Таксист остановился, но неуверенно произнёс:
– Но здесь вроде негде.
– Да? – оглядываясь по сторонам, откликнулся я. Мне нужно было как следует рассмотреть происходящее перед домом. Не хотелось просто проехать мимо. Вдруг что-то кинется в глаза или увижу что-нибудь.
И надо же – действительно увидел! Из дверей дома вывели Твиста. Он был испуган. Не играл испуг, а натурально боялся. Еле плёлся на ватных ногах. Люди, знающие своё будущее, так не ходят. Этот точно сдаст всех и сразу, не будет геройствовать и расскажет всё, о чём спросят. Но это после, а пока он не знает, о чём его спросят, и потому боится. Этот ещё никого не сдавал, а значит, он не тот, кого я ищу.
– Ну что? Будете выходить, сэр?
Таксист обернулся, и я улыбнулся ему самой дурацкой улыбкой из тех, которыми умею улыбаться.
– Нет, не буду. Так что там с китаянками? А впрочем, какая разница…
– Что вы имеете в виду, сэр?
– Пожалуй, мы поедем не за китаянками…
– А куда, сэр?
– На Родни-плейс.
– Как скажете, сэр.
Со Штранцелем ничего не было ясно. Свет у него не горел. В доме вообще не горело ни одно окно. Хотя почему это у Штранцеля должен гореть свет? Штранцель не всегда ночевал дома. Парень он холостой, пьющий и со страстями. Пьющий по российским меркам терпимо. Штрацель себя контролировал и телефонную трубку брал всегда. Что, если ему позвонить? Если пришли за мной, должны прийти и за ним. Вопрос только в том, кто предатель.

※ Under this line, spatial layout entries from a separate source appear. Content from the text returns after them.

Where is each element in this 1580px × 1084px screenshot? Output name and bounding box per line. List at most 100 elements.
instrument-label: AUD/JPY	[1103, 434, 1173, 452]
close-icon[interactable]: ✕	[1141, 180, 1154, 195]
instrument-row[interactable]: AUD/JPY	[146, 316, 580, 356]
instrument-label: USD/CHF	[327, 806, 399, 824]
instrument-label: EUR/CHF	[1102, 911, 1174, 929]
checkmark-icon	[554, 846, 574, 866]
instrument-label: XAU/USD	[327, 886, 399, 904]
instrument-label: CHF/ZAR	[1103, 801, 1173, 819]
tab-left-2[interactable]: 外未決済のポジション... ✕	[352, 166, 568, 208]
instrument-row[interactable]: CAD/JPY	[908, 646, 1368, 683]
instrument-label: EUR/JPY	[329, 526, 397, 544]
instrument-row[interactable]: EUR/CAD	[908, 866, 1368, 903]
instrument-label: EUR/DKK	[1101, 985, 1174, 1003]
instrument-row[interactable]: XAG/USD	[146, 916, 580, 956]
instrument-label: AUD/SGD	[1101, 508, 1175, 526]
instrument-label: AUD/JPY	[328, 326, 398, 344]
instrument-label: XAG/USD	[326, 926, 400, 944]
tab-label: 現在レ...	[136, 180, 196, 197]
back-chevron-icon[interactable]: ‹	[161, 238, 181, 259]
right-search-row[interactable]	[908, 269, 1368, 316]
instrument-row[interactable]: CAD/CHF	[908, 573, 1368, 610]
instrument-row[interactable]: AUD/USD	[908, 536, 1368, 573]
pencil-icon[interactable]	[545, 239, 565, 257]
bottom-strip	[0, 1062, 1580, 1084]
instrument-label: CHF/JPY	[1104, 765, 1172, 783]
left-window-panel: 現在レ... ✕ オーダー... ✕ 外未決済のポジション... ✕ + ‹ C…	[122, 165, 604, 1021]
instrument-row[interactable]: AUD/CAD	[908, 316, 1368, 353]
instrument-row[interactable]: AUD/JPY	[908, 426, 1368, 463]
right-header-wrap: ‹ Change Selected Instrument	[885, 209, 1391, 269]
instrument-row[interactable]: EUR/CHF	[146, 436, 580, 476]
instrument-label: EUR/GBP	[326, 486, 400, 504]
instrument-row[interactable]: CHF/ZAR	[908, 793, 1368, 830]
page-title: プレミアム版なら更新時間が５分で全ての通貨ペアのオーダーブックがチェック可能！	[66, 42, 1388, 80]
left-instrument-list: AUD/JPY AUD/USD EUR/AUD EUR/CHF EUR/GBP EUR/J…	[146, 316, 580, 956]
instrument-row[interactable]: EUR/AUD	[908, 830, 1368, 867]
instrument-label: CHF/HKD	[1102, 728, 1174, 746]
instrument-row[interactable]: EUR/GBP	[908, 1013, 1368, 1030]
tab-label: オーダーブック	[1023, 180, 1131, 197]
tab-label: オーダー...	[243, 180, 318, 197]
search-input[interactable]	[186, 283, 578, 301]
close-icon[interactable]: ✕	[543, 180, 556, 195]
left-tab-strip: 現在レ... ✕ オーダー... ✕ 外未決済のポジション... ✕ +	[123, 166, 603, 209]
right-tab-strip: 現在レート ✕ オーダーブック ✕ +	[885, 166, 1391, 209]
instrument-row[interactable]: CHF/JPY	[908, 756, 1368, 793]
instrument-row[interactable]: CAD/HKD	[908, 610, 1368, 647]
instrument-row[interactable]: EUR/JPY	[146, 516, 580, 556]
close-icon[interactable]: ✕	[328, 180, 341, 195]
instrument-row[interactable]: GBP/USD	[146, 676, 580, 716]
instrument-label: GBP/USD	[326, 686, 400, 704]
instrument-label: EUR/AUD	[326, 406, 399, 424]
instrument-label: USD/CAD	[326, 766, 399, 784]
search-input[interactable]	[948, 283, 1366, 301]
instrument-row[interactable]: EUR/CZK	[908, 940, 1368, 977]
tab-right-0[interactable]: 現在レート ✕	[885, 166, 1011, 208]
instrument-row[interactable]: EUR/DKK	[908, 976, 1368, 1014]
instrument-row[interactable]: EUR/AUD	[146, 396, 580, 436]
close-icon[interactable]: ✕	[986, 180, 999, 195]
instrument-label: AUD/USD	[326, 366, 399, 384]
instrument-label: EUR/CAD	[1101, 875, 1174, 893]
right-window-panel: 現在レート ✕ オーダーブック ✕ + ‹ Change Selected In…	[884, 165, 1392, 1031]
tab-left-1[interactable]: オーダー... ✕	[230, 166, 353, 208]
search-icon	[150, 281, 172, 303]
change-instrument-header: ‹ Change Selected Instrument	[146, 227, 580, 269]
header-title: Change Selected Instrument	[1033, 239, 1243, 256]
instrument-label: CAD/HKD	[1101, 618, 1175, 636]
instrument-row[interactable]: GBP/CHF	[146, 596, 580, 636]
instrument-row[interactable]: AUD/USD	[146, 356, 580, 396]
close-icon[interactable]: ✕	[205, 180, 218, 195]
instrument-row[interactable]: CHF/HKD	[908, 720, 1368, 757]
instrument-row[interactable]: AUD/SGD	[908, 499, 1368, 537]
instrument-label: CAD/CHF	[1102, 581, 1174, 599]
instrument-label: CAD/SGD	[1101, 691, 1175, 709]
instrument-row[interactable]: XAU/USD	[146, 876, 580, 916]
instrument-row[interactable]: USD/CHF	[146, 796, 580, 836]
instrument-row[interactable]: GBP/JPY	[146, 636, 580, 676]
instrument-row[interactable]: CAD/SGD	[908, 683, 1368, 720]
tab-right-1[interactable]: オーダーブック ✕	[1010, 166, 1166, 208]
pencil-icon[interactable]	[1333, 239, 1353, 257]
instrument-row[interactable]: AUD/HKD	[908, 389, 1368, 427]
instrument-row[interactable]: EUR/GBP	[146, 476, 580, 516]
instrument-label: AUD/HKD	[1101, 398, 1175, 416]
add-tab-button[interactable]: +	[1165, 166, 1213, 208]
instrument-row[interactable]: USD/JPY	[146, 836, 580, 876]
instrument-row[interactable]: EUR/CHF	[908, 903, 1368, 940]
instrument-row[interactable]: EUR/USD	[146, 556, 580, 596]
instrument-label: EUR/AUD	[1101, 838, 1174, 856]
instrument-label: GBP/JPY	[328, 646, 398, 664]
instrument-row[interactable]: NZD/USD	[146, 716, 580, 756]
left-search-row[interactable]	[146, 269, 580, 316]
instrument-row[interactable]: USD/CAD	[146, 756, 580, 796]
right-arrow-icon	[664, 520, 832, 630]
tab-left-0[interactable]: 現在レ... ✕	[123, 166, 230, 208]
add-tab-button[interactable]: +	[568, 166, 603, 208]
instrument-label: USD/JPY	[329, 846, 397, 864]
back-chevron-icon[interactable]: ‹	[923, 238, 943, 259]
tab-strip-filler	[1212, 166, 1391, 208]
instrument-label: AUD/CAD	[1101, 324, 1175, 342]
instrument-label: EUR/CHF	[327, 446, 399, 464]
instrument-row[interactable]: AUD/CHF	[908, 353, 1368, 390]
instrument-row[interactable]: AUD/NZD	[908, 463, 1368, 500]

А если они Штранцеля не нашли? Если сигнал тревоги дошёл вовремя и он скрылся? Тогда телефон должен быть выключен или уничтожен, чтобы его не обнаружили и не начали шарить в записной книжке и проверять контакты. Если телефон включён и Штранцель ответит на звонок, то предатель именно он. Это, по сути, единственная зацепка для контрразведки, единственная возможность выйти на меня. Они ведь не знают, что после первого сигнала происходит автоматическое оповещение. Сигнал пришёл ко мне, мой телефон тут же переслал его всем остальным членам сети и стёр контакты. Они могут допустить, что я сам послал сигнал в знак доверия Штранцелю, тот принял его и спасся, и сейчас можно будет установить связь. Есть и ещё вариант: Штранцель отвечает на звонок и говорит удивлённым голосом, что он в участке. Так он предупреждает меня, и это похоже на подвиг, а о подвигах мы не договаривались. Одним словом, надо звонить, а размышлять потом.